Tanto Felipe Pinglo como Chabuca Granda se relacionaron con poetas. El primero con la poesía modernista y la segunda con escritores como César Calvo. Lo mismo ocurrió con la gran Alicia Maguiña, lectora de Arguedas. La deuda de la canción criolla con la poesía se extiende a valses como “Aurora” (que cantó Carlos Gardel), obra del poeta tacneño Federico Barreto y música de Carlos Condemarín. Este último fue gran amigo de Pinglo, y también compuso “Hermelinda”, inspirado en el poema del poeta español Enrique Príncipe y Satorres, “Acuérdate de mí”.

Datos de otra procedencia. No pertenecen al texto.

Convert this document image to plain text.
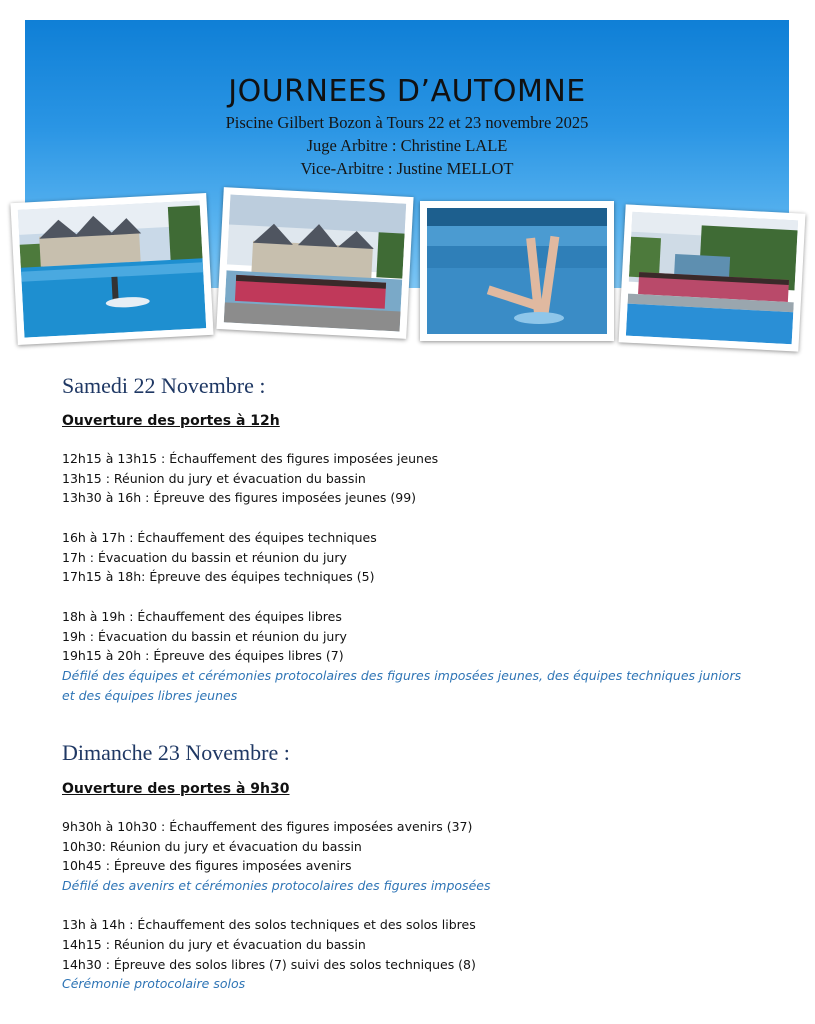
JOURNEES D’AUTOMNE
Piscine Gilbert Bozon à Tours 22 et 23 novembre 2025
Juge Arbitre : Christine LALE
Vice-Arbitre : Justine MELLOT
Samedi 22 Novembre :
Ouverture des portes à 12h
12h15 à 13h15 : Échauffement des figures imposées jeunes
13h15 : Réunion du jury et évacuation du bassin
13h30 à 16h : Épreuve des figures imposées jeunes (99)
16h à 17h : Échauffement des équipes techniques
17h : Évacuation du bassin et réunion du jury
17h15 à 18h: Épreuve des équipes techniques (5)
18h à 19h : Échauffement des équipes libres
19h : Évacuation du bassin et réunion du jury
19h15 à 20h : Épreuve des équipes libres (7)
Défilé des équipes et cérémonies protocolaires des figures imposées jeunes, des équipes techniques juniors
et des équipes libres jeunes
Dimanche 23 Novembre :
Ouverture des portes à 9h30
9h30h à 10h30 : Échauffement des figures imposées avenirs (37)
10h30: Réunion du jury et évacuation du bassin
10h45 : Épreuve des figures imposées avenirs
Défilé des avenirs et cérémonies protocolaires des figures imposées
13h à 14h : Échauffement des solos techniques et des solos libres
14h15 : Réunion du jury et évacuation du bassin
14h30 : Épreuve des solos libres (7) suivi des solos techniques (8)
Cérémonie protocolaire solos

“Áspides de rosas nacaradas” de José Félix García y Eduardo Mazzini es un maravilloso documento sobre el origen de las letras. Allí nos enteramos, entre otras muchas cosas, que el vals “Alondra” de Pedro Bocanegra se inspira claramente en las versiones de una escena del acto III de “Romeo y Julieta” de William Shakespeare.

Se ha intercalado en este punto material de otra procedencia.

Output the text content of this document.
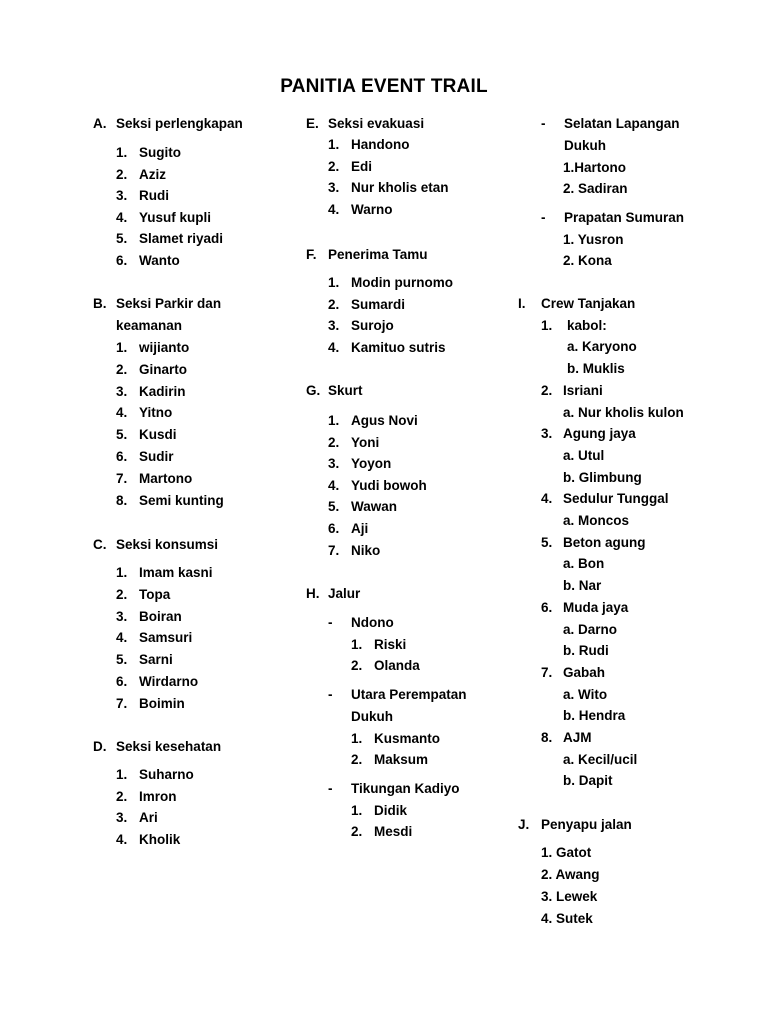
PANITIA EVENT TRAIL
A. Seksi perlengkapan
1. Sugito
2. Aziz
3. Rudi
4. Yusuf kupli
5. Slamet riyadi
6. Wanto
B. Seksi Parkir dan
keamanan
1. wijianto
2. Ginarto
3. Kadirin
4. Yitno
5. Kusdi
6. Sudir
7. Martono
8. Semi kunting
C. Seksi konsumsi
1. Imam kasni
2. Topa
3. Boiran
4. Samsuri
5. Sarni
6. Wirdarno
7. Boimin
D. Seksi kesehatan
1. Suharno
2. Imron
3. Ari
4. Kholik
E. Seksi evakuasi
1. Handono
2. Edi
3. Nur kholis etan
4. Warno
F. Penerima Tamu
1. Modin purnomo
2. Sumardi
3. Surojo
4. Kamituo sutris
G. Skurt
1. Agus Novi
2. Yoni
3. Yoyon
4. Yudi bowoh
5. Wawan
6. Aji
7. Niko
H. Jalur
- Ndono
1. Riski
2. Olanda
- Utara Perempatan
Dukuh
1. Kusmanto
2. Maksum
- Tikungan Kadiyo
1. Didik
2. Mesdi
- Selatan Lapangan
Dukuh
1.Hartono
2. Sadiran
- Prapatan Sumuran
1. Yusron
2. Kona
I. Crew Tanjakan
1. kabol:
a. Karyono
b. Muklis
2. Isriani
a. Nur kholis kulon
3. Agung jaya
a. Utul
b. Glimbung
4. Sedulur Tunggal
a. Moncos
5. Beton agung
a. Bon
b. Nar
6. Muda jaya
a. Darno
b. Rudi
7. Gabah
a. Wito
b. Hendra
8. AJM
a. Kecil/ucil
b. Dapit
J. Penyapu jalan
1. Gatot
2. Awang
3. Lewek
4. Sutek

Un lugar común afirma que el vals ha sido sobrepasado por el reguetón, que interpretan la Lima de desenfreno que vivimos. Pero me atrevo a pensar que en algún lugar siempre habrá alguien entonando un vals por un motivo personal.
Este motivo tiene que ver con la identidad del género. El vals criollo hace una apuesta a quien lo oye. Su misión es descubrir la vulnerabilidad y la ternura que se esconden detrás de la costumbre. Supone que la melancolía puede ser digna y que la modestia es elegante. Propone ritualizar la pena, celebrar el sufrimiento desde la modestia de uno de sus títulos emblemáticos: “Nube gris” del gran Eduardo Márquez Talledo. Parte del país de “metal y de melancolía” del que hablaba Federico García Lorca está reflejado allí. En ese sentido, la música acompaña nuestra resignación.